Key features: Transactional API, event-triggered automations, code-based and visual templates, audience segmentation, and tight integration with PostHog, Stripe, and Segment.
Pros
- Built for SaaS lifecycle from day one—no marketing-tool retrofit.
- Modern dashboard and template editor.
- Unified product and transactional email under one bill.
Cons
- Newer platform; smaller integration ecosystem than SendGrid.
- Contact-based pricing surprises high-volume API senders.
- Less appropriate for non-SaaS use cases.
Verdict: Loops is the right pick for B2B SaaS teams that want product email + transactional in one place. For pure transactional, Postmark or Resend wins.
How I would choose in one minute
- Deliverability above all (auth, payments, healthcare): Postmark.
- Modern web team, new project: Resend.
- Cheapest at high volume, AWS-native: Amazon SES.
- Need inbound parsing or validation: Mailgun.
- Enterprise default: SendGrid.
- One bill for marketing + transactional: Brevo. See Brevo review.
- B2B SaaS lifecycle + transactional in one: Loops.
If you are new to the topic and unsure whether you need transactional at all, start with best email marketing tools and email marketing for small business to understand the marketing side first.
FAQ
What is the difference between transactional email and marketing email?
Transactional is one-to-one, system-triggered, and expected by the recipient: receipts, password resets, magic links, alerts. Marketing is one-to-many, opt-in, and promotional: newsletters, campaigns, drip sequences. Inbox providers treat them differently and you should send them through different infrastructure.

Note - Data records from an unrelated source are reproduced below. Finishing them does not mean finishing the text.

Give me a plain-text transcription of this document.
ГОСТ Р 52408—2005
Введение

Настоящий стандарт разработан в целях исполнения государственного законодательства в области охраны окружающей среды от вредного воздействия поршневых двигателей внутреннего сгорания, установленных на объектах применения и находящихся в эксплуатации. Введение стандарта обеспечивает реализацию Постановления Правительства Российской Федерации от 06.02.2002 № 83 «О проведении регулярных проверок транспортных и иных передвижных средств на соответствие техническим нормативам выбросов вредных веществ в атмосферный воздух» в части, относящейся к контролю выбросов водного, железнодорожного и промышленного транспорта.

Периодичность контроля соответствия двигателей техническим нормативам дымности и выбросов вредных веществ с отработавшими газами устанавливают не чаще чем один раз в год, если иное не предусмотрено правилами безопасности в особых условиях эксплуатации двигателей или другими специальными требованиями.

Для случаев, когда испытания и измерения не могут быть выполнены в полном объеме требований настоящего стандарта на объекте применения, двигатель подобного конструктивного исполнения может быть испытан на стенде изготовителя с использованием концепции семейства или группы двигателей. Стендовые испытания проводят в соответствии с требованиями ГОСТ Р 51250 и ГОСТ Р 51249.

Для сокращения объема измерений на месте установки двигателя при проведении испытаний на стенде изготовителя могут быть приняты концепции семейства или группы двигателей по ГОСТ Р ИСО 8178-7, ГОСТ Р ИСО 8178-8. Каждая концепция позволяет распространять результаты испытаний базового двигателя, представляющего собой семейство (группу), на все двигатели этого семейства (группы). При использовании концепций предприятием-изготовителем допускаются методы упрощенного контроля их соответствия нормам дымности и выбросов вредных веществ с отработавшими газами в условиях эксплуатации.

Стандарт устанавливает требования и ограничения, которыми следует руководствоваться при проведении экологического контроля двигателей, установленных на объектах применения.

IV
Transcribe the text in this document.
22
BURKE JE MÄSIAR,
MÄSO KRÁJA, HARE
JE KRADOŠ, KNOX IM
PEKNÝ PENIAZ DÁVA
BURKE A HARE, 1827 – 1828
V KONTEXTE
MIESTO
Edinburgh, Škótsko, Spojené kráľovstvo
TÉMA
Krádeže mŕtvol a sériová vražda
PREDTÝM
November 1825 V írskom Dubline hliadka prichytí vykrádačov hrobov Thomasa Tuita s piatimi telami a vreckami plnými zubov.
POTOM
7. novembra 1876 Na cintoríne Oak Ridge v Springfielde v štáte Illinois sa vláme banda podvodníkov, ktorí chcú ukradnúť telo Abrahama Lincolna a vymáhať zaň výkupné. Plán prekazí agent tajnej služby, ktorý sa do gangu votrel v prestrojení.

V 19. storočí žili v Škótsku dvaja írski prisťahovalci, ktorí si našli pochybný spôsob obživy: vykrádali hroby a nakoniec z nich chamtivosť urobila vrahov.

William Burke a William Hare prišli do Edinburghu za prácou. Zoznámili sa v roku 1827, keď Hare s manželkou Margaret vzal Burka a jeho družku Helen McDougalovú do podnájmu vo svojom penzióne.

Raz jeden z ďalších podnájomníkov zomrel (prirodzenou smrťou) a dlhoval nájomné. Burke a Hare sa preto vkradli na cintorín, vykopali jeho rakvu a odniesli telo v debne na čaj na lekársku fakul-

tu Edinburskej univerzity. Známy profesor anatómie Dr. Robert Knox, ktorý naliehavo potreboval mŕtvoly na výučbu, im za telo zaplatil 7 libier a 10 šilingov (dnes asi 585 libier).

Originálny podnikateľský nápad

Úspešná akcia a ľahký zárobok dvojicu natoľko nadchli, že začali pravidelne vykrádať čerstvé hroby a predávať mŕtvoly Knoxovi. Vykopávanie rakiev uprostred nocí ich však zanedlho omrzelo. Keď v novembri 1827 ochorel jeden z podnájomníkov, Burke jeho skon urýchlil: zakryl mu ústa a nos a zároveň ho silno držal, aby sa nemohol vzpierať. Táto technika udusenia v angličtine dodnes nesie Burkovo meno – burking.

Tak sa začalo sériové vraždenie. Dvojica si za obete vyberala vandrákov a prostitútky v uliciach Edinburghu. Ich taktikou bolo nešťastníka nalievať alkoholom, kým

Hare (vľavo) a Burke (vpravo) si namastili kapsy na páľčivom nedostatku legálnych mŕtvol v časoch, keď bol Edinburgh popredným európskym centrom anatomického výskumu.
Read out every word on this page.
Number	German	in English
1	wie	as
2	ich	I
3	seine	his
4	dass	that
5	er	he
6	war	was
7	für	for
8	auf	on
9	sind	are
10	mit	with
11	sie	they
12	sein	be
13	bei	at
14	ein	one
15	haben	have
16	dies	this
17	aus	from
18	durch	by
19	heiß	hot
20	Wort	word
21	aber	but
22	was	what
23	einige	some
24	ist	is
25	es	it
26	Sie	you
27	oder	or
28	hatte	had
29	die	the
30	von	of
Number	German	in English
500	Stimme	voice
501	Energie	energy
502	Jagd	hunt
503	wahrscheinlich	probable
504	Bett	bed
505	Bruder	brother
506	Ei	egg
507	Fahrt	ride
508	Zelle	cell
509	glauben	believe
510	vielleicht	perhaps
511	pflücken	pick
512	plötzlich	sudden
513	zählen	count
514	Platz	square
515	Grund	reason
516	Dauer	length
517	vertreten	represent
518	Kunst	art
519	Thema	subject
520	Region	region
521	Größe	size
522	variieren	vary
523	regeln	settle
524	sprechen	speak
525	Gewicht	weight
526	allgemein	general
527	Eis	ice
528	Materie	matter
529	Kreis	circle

Can I send transactional email through Mailchimp or ConvertKit?
Mailchimp has Mandrill (a separate transactional add-on) but most marketing ESPs are not designed for transactional traffic. Use a dedicated service like Postmark, Resend, or SES for system email. Read best free email marketing tools if you are also choosing a marketing tool.
Why is Postmark more expensive than Amazon SES?
You are paying for managed deliverability, separate IP pools, real-time bounce handling, and active enforcement that keeps marketing traffic off transactional infrastructure. SES is cheaper because you handle all of that yourself.
Do I need a dedicated IP for transactional email?
Generally only above ~250,000 sends/month. Below that, shared IP pools at Postmark, Resend, or SendGrid Pro will outperform a cold dedicated IP. Above that, dedicated IPs let you control your own reputation.
Should I separate marketing and transactional providers?
Yes if deliverability matters. A bad marketing campaign on shared infrastructure can hurt transactional placement for hours or days. Pair Postmark/Resend (transactional) with a dedicated marketing ESP from best email marketing tools.